Mercury Fur – A Review


It’s sometimes all too easy, considering the culture of violence we live in, to watch films and tv programs depicting murder or rape, and feel unmoved, or at least, blank. Jonny Danciger’s production of Mercury Fur however, will not leave you complacent. It’s utterly compelling. Ridley’s dialogue, which is at times utterly poetic, and at others, bordering on the contrived, was handled beautifully by the cast: their delivery helped to make potentially absurd sections sound lucid. Admittedly, some of the swearing felt a bit gratuitous at times, and didn’t always feel as honest- sometimes the use of ‘cunt’ seemed to choke in the mouth a little- but considering how well the cast managed some of the tongue-twistery lines, this is perhaps ungenerous.

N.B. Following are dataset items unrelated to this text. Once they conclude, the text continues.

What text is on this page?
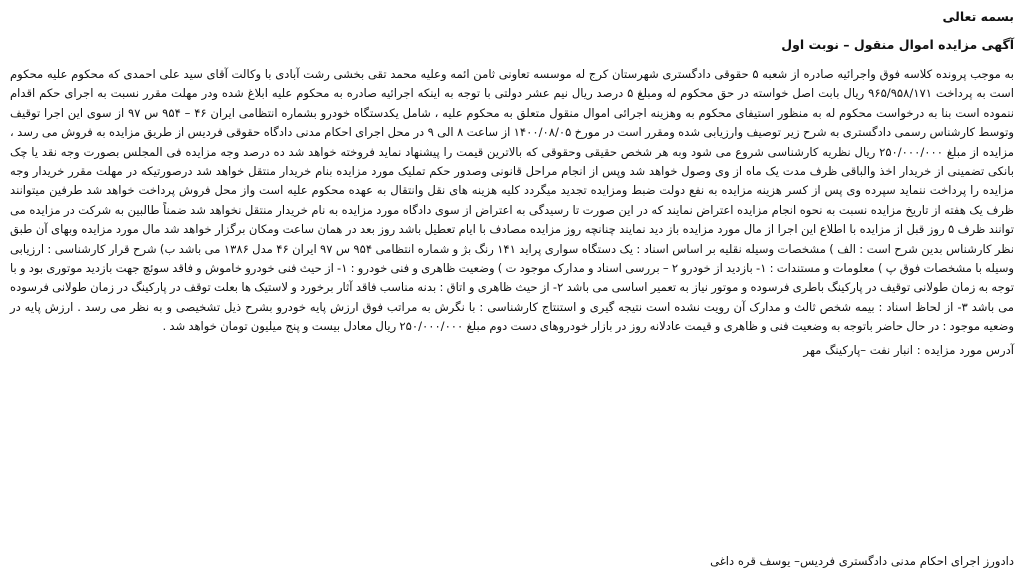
بسمه تعالی
آگهی مزایده اموال منقول – نوبت اول

به موجب پرونده کلاسه فوق واجرائیه صادره از شعبه ۵ حقوقی دادگستری شهرستان کرج له موسسه تعاونی ثامن ائمه وعلیه محمد تقی بخشی رشت آبادی با وکالت آقای سید علی احمدی که محکوم علیه محکوم است به پرداخت ۹۶۵/۹۵۸/۱۷۱ ریال بابت اصل خواسته در حق محکوم له ومبلغ ۵ درصد ریال نیم عشر دولتی با توجه به اینکه اجرائیه صادره به محکوم علیه ابلاغ شده ودر مهلت مقرر نسبت به اجرای حکم اقدام ننموده است بنا به درخواست محکوم له به منظور استیفای محکوم به وهزینه اجرائی اموال منقول متعلق به محکوم علیه ، شامل یکدستگاه خودرو بشماره انتظامی ایران ۴۶ – ۹۵۴ س ۹۷ از سوی این اجرا توقیف وتوسط کارشناس رسمی دادگستری به شرح زیر توصیف وارزیابی شده ومقرر است در مورخ ۱۴۰۰/۰۸/۰۵ از ساعت ۸ الی ۹ در محل اجرای احکام مدنی دادگاه حقوقی فردیس از طریق مزایده به فروش می رسد ، مزایده از مبلغ ۲۵۰/۰۰۰/۰۰۰ ریال نظریه کارشناسی شروع می شود وبه هر شخص حقیقی وحقوقی که بالاترین قیمت را پیشنهاد نماید فروخته خواهد شد ده درصد وجه مزایده فی المجلس بصورت وجه نقد یا چک بانکی تضمینی از خریدار اخذ والباقی ظرف مدت یک ماه از وی وصول خواهد شد وپس از انجام مراحل قانونی وصدور حکم تملیک مورد مزایده بنام خریدار منتقل خواهد شد درصورتیکه در مهلت مقرر خریدار وجه مزایده را پرداخت ننماید سپرده وی پس از کسر هزینه مزایده به نفع دولت ضبط ومزایده تجدید میگردد کلیه هزینه های نقل وانتقال به عهده محکوم علیه است واز محل فروش پرداخت خواهد شد طرفین میتوانند ظرف یک هفته از تاریخ مزایده نسبت به نحوه انجام مزایده اعتراض نمایند که در این صورت تا رسیدگی به اعتراض از سوی دادگاه مورد مزایده به نام خریدار منتقل نخواهد شد ضمناً طالبین به شرکت در مزایده می توانند ظرف ۵ روز قبل از مزایده با اطلاع این اجرا از مال مورد مزایده باز دید نمایند چنانچه روز مزایده مصادف با ایام تعطیل باشد روز بعد در همان ساعت ومکان برگزار خواهد شد مال مورد مزایده وبهای آن طبق نظر کارشناس بدین شرح است : الف ) مشخصات وسیله نقلیه بر اساس اسناد : یک دستگاه سواری پراید ۱۴۱ رنگ بژ و شماره انتظامی ۹۵۴ س ۹۷ ایران ۴۶ مدل ۱۳۸۶ می باشد ب) شرح قرار کارشناسی : ارزیابی وسیله با مشخصات فوق پ ) معلومات و مستندات : ۱- بازدید از خودرو ۲ – بررسی اسناد و مدارک موجود ت ) وضعیت ظاهری و فنی خودرو : ۱- از حیث فنی خودرو خاموش و فاقد سوئچ جهت بازدید موتوری بود و با توجه به زمان طولانی توقیف در پارکینگ باطری فرسوده و موتور نیاز به تعمیر اساسی می باشد ۲- از حیث ظاهری و اتاق : بدنه مناسب فاقد آثار برخورد و لاستیک ها بعلت توقف در پارکینگ در زمان طولانی فرسوده می باشد ۳- از لحاظ اسناد : بیمه شخص ثالث و مدارک آن رویت نشده است نتیجه گیری و استنتاج کارشناسی : با نگرش به مراتب فوق ارزش پایه خودرو بشرح ذیل تشخیصی و به نظر می رسد . ارزش پایه در وضعیه موجود : در حال حاضر باتوجه به وضعیت فنی و ظاهری و قیمت عادلانه روز در بازار خودروهای دست دوم مبلغ ۲۵۰/۰۰۰/۰۰۰ ریال معادل بیست و پنج میلیون تومان خواهد شد .

آدرس مورد مزایده : انبار نفت –پارکینگ مهر
دادورز اجرای احکام مدنی دادگستری فردیس– یوسف قره داغی
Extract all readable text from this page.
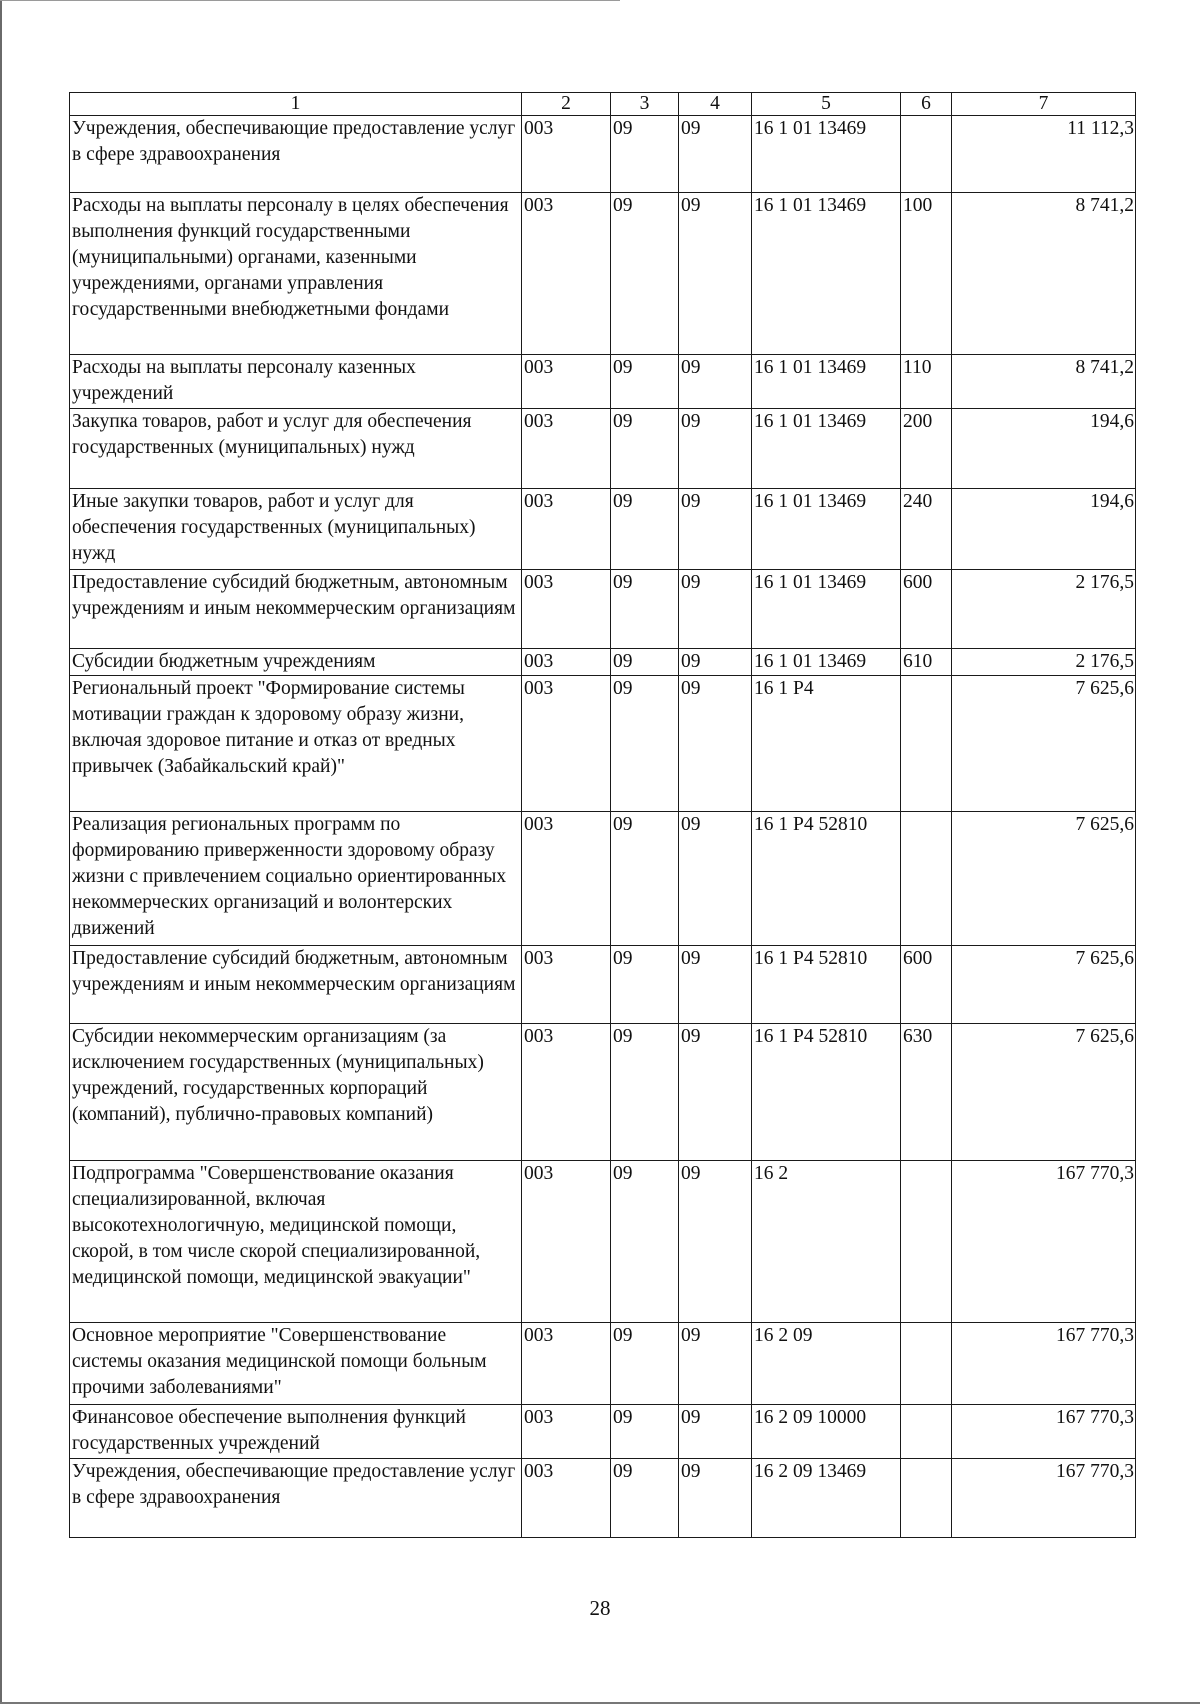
1	2	3	4	5	6	7
Учреждения, обеспечивающие предоставление услуг в сфере здравоохранения	003	09	09	16 1 01 13469		11 112,3
Расходы на выплаты персоналу в целях обеспечения выполнения функций государственными (муниципальными) органами, казенными учреждениями, органами управления государственными внебюджетными фондами	003	09	09	16 1 01 13469	100	8 741,2
Расходы на выплаты персоналу казенных учреждений	003	09	09	16 1 01 13469	110	8 741,2
Закупка товаров, работ и услуг для обеспечения государственных (муниципальных) нужд	003	09	09	16 1 01 13469	200	194,6
Иные закупки товаров, работ и услуг для обеспечения государственных (муниципальных) нужд	003	09	09	16 1 01 13469	240	194,6
Предоставление субсидий бюджетным, автономным учреждениям и иным некоммерческим организациям	003	09	09	16 1 01 13469	600	2 176,5
Субсидии бюджетным учреждениям	003	09	09	16 1 01 13469	610	2 176,5
Региональный проект "Формирование системы мотивации граждан к здоровому образу жизни, включая здоровое питание и отказ от вредных привычек (Забайкальский край)"	003	09	09	16 1 P4		7 625,6
Реализация региональных программ по формированию приверженности здоровому образу жизни с привлечением социально ориентированных некоммерческих организаций и волонтерских движений	003	09	09	16 1 P4 52810		7 625,6
Предоставление субсидий бюджетным, автономным учреждениям и иным некоммерческим организациям	003	09	09	16 1 P4 52810	600	7 625,6
Субсидии некоммерческим организациям (за исключением государственных (муниципальных) учреждений, государственных корпораций (компаний), публично-правовых компаний)	003	09	09	16 1 P4 52810	630	7 625,6
Подпрограмма "Совершенствование оказания специализированной, включая высокотехнологичную, медицинской помощи, скорой, в том числе скорой специализированной, медицинской помощи, медицинской эвакуации"	003	09	09	16 2		167 770,3
Основное мероприятие "Совершенствование системы оказания медицинской помощи больным прочими заболеваниями"	003	09	09	16 2 09		167 770,3
Финансовое обеспечение выполнения функций государственных учреждений	003	09	09	16 2 09 10000		167 770,3
Учреждения, обеспечивающие предоставление услуг в сфере здравоохранения	003	09	09	16 2 09 13469		167 770,3
28
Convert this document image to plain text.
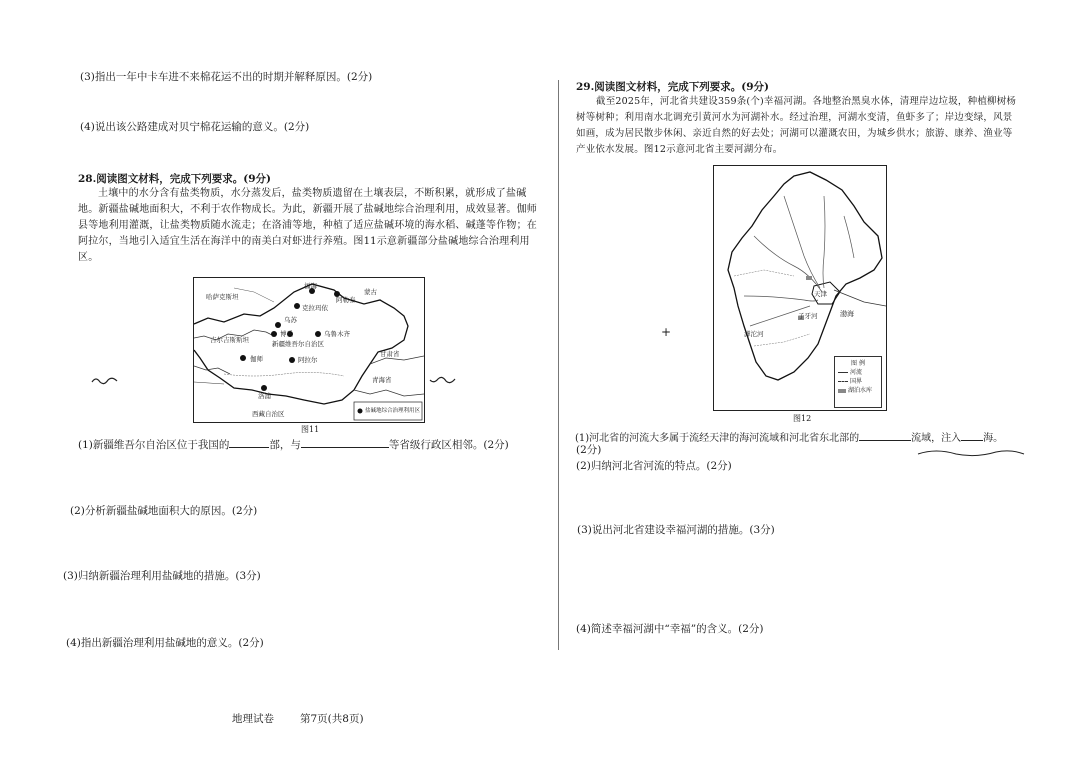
(3)指出一年中卡车进不来棉花运不出的时期并解释原因。(2分)
(4)说出该公路建成对贝宁棉花运输的意义。(2分)
28.阅读图文材料，完成下列要求。(9分)
土壤中的水分含有盐类物质，水分蒸发后，盐类物质遗留在土壤表层，不断积累，就形成了盐碱地。新疆盐碱地面积大，不利于农作物成长。为此，新疆开展了盐碱地综合治理利用，成效显著。伽师县等地利用灌溉，让盐类物质随水流走；在洛浦等地，种植了适应盐碱环境的海水稻、碱蓬等作物；在阿拉尔，当地引入适宜生活在海洋中的南美白对虾进行养殖。图11示意新疆部分盐碱地综合治理利用区。
哈萨克斯坦
福海
阿勒泰
蒙古
克拉玛依
乌苏
博乐	乌鲁木齐
吉尔吉斯斯坦	新疆维吾尔自治区
甘肃省
伽师	阿拉尔
洛浦
青海省
西藏自治区	盐碱地综合治理利用区
图11
(1)新疆维吾尔自治区位于我国的	部，与	等省级行政区相邻。(2分)
(2)分析新疆盐碱地面积大的原因。(2分)
(3)归纳新疆治理利用盐碱地的措施。(3分)
(4)指出新疆治理利用盐碱地的意义。(2分)
29.阅读图文材料，完成下列要求。(9分)
截至2025年，河北省共建设359条(个)幸福河湖。各地整治黑臭水体，清理岸边垃圾，种植柳树杨树等树种；利用南水北调充引黄河水为河湖补水。经过治理，河湖水变清，鱼虾多了；岸边变绿，风景如画，成为居民散步休闲、亲近自然的好去处；河湖可以灌溉农田，为城乡供水；旅游、康养、渔业等产业依水发展。图12示意河北省主要河湖分布。
渤海
天津
子牙河
滹沱河
图 例
河流
国界
湖泊水库
图12
(1)河北省的河流大多属于流经天津的海河流域和河北省东北部的	流域，注入 海。
(2分)
(2)归纳河北省河流的特点。(2分)
(3)说出河北省建设幸福河湖的措施。(3分)
(4)简述幸福河湖中“幸福”的含义。(2分)
+
地理试卷 第7页(共8页)
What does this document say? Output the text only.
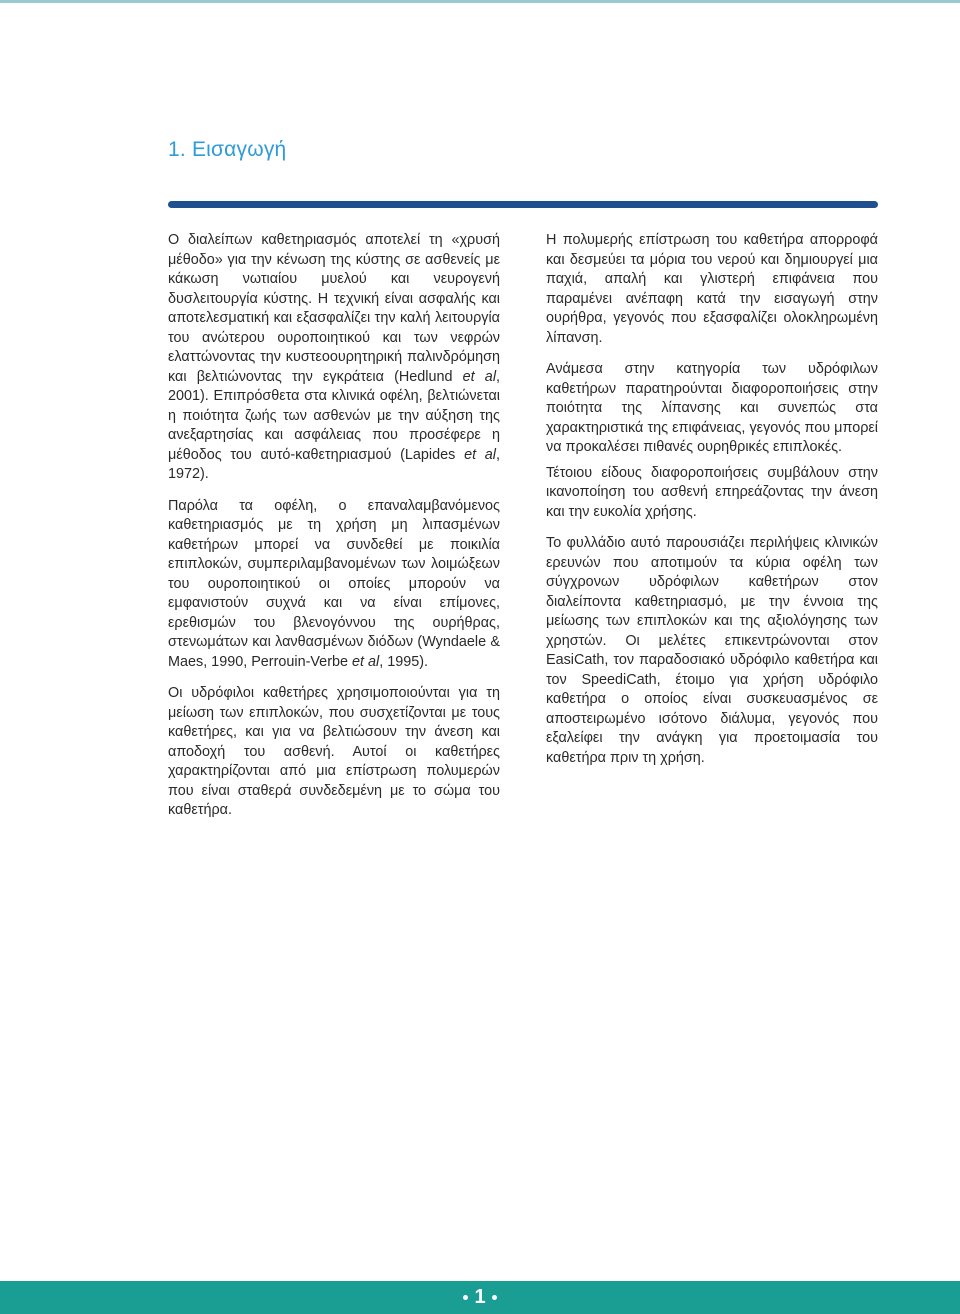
1. Εισαγωγή

Ο διαλείπων καθετηριασμός αποτελεί τη «χρυσή μέθοδο» για την κένωση της κύστης σε ασθενείς με κάκωση νωτιαίου μυελού και νευρογενή δυσλειτουργία κύστης. Η τεχνική είναι ασφαλής και αποτελεσματική και εξασφαλίζει την καλή λειτουργία του ανώτερου ουροποιητικού και των νεφρών ελαττώνοντας την κυστεοουρητηρική παλινδρόμηση και βελτιώνοντας την εγκράτεια (Hedlund et al, 2001). Επιπρόσθετα στα κλινικά οφέλη, βελτιώνεται η ποιότητα ζωής των ασθενών με την αύξηση της ανεξαρτησίας και ασφάλειας που προσέφερε η μέθοδος του αυτό-καθετηριασμού (Lapides et al, 1972).

Παρόλα τα οφέλη, ο επαναλαμβανόμενος καθετηριασμός με τη χρήση μη λιπασμένων καθετήρων μπορεί να συνδεθεί με ποικιλία επιπλοκών, συμπεριλαμβανομένων των λοιμώξεων του ουροποιητικού οι οποίες μπορούν να εμφανιστούν συχνά και να είναι επίμονες, ερεθισμών του βλενογόννου της ουρήθρας, στενωμάτων και λανθασμένων διόδων (Wyndaele & Maes, 1990, Perrouin-Verbe et al, 1995).

Οι υδρόφιλοι καθετήρες χρησιμοποιούνται για τη μείωση των επιπλοκών, που συσχετίζονται με τους καθετήρες, και για να βελτιώσουν την άνεση και αποδοχή του ασθενή. Αυτοί οι καθετήρες χαρακτηρίζονται από μια επίστρωση πολυμερών που είναι σταθερά συνδεδεμένη με το σώμα του καθετήρα.

Η πολυμερής επίστρωση του καθετήρα απορροφά και δεσμεύει τα μόρια του νερού και δημιουργεί μια παχιά, απαλή και γλιστερή επιφάνεια που παραμένει ανέπαφη κατά την εισαγωγή στην ουρήθρα, γεγονός που εξασφαλίζει ολοκληρωμένη λίπανση.

Ανάμεσα στην κατηγορία των υδρόφιλων καθετήρων παρατηρούνται διαφοροποιήσεις στην ποιότητα της λίπανσης και συνεπώς στα χαρακτηριστικά της επιφάνειας, γεγονός που μπορεί να προκαλέσει πιθανές ουρηθρικές επιπλοκές.

Τέτοιου είδους διαφοροποιήσεις συμβάλουν στην ικανοποίηση του ασθενή επηρεάζοντας την άνεση και την ευκολία χρήσης.

Το φυλλάδιο αυτό παρουσιάζει περιλήψεις κλινικών ερευνών που αποτιμούν τα κύρια οφέλη των σύγχρονων υδρόφιλων καθετήρων στον διαλείποντα καθετηριασμό, με την έννοια της μείωσης των επιπλοκών και της αξιολόγησης των χρηστών. Οι μελέτες επικεντρώνονται στον EasiCath, τον παραδοσιακό υδρόφιλο καθετήρα και τον SpeediCath, έτοιμο για χρήση υδρόφιλο καθετήρα ο οποίος είναι συσκευασμένος σε αποστειρωμένο ισότονο διάλυμα, γεγονός που εξαλείφει την ανάγκη για προετοιμασία του καθετήρα πριν τη χρήση.

1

Mercury Fur is set in a decrepit flat in a dystopian London, where the populace has been left zombified by an offensive of hallucinogenic butterflies. The set immersed audience in the drama from the get go- placed in a living room smeared with filth and with corrugated iron and a dilapidated sofa (with pretensions to grandeur in its William Morris-esque pattern) as the focus. Props were strewn, dropped and crumpled throughout the duration of the play, creating a sense of the destruction, and the utter indifference of the characters to their surroundings. Later on, bodies soon replaced the props upon the floor – used and abused, they were then strewn all over the floor like trash. During the course of the play, we see the disintegration of morality and vivid memories disappear due to the wake of these butterflies, who, glued to the walls of the set, are ever present, and ever watching.

The plot centers on a day in the life of Darren (Mia Smith) and Eliot (Calam Lynch), a pair of siblings who, as the play begins, are organizing a torture party for a sadistic businessmen, promising to fulfill his wildest, most violent fantasies- ranging from paedophilia to an Elvis fetish. It’s safe to say the casting of Lynch and Smith as siblings was an inspired choice- you really felt the complexity and tenderness of their relationship, even at breaking-point. Lynch brought humanity to a character who could otherwise have been a cardboard cutout of a sociopath, while Smith, played both innocence and sadism all in her stride. Bethany Evans gave a particularly beautiful performance, as the happy-go-lucky next door neighbour Naz. Even in the depths of her despair when in a drug addled state, she attempts to cheer up those around her through the delivery of her darkly comic lines. I might also add how refreshing the gender blind casting was. It’s wonderful to see that clearly brilliant actresses were given the opportunity to make previously ‘male’ parts theirs. It might sound patronizing, but so often it seems that directors take the easy route and simply cast according to gender binary.  Danciger clearly revisualised parts to make them about the person, rather than the assigned gender, and evidently to an excellent end.

Our initial perceptions of the relationships between characters are often undermined as each scene progresses; with sympathies ever shifting, and constantly challenged- take the relationship between the insidious Papa Spinx (Harry Lukakis), the leader of the pack, and the Duchess (Sophia Rolt), his demented companion, raving in her pearly array. Their relationship’s dynamic is all at once tender and malevolent.

Although the characters behave brutally in an environment of ruin, this is counterbalanced by the love they demonstrate for others. Their treatment of the child, who they refer to as the ‘party piece’, epitomizes the conflict between care and cruelty. Alice Boyd, (though mute in her role as the child) manages to convey so much despair in a single look- and despite the torture she endures, we still find ourselves sympathizing with her tormentors. And this only goes to show what a deep emotional connection the whole cast managed to make with the audience.  The claustrophobic staging of the piece enabled this bonding, with the audience’s chairs all crammed into tight rows,  meaning viewers were confronted, and forced to be witnesses to this violence- a passive experience was nigh on impossible.

There was, also an inspired use of the song ‘Go Johnny Go’, like ‘Singin’ in the Rain’ in A Clockwork Orange- which, really forced home a feeling of terror, as well as making a sly nod to the director himself. The one issue I had with the piece was that the ending was rather abrupt, which meant that the audience weren’t given a necessary moment to pause, and consider what they had seen. This wasn’t helped by the strobe lighting, which felt forced, and in my eyes at least, interrupted, not aided the drama, detracting from what could have been a very powerful final scene. I can’t help but feel like this checked the emotional climax the piece could have reached, considering how moving it had been up until this point. With that said, this production is a shockingly good piece of drama. Clearly, the play is incredibly graphic and represents a number of taboo activities, which some audience members might struggle with, but all in all, this is a superbly directed piece with a great ensemble cast. It certainly made me think.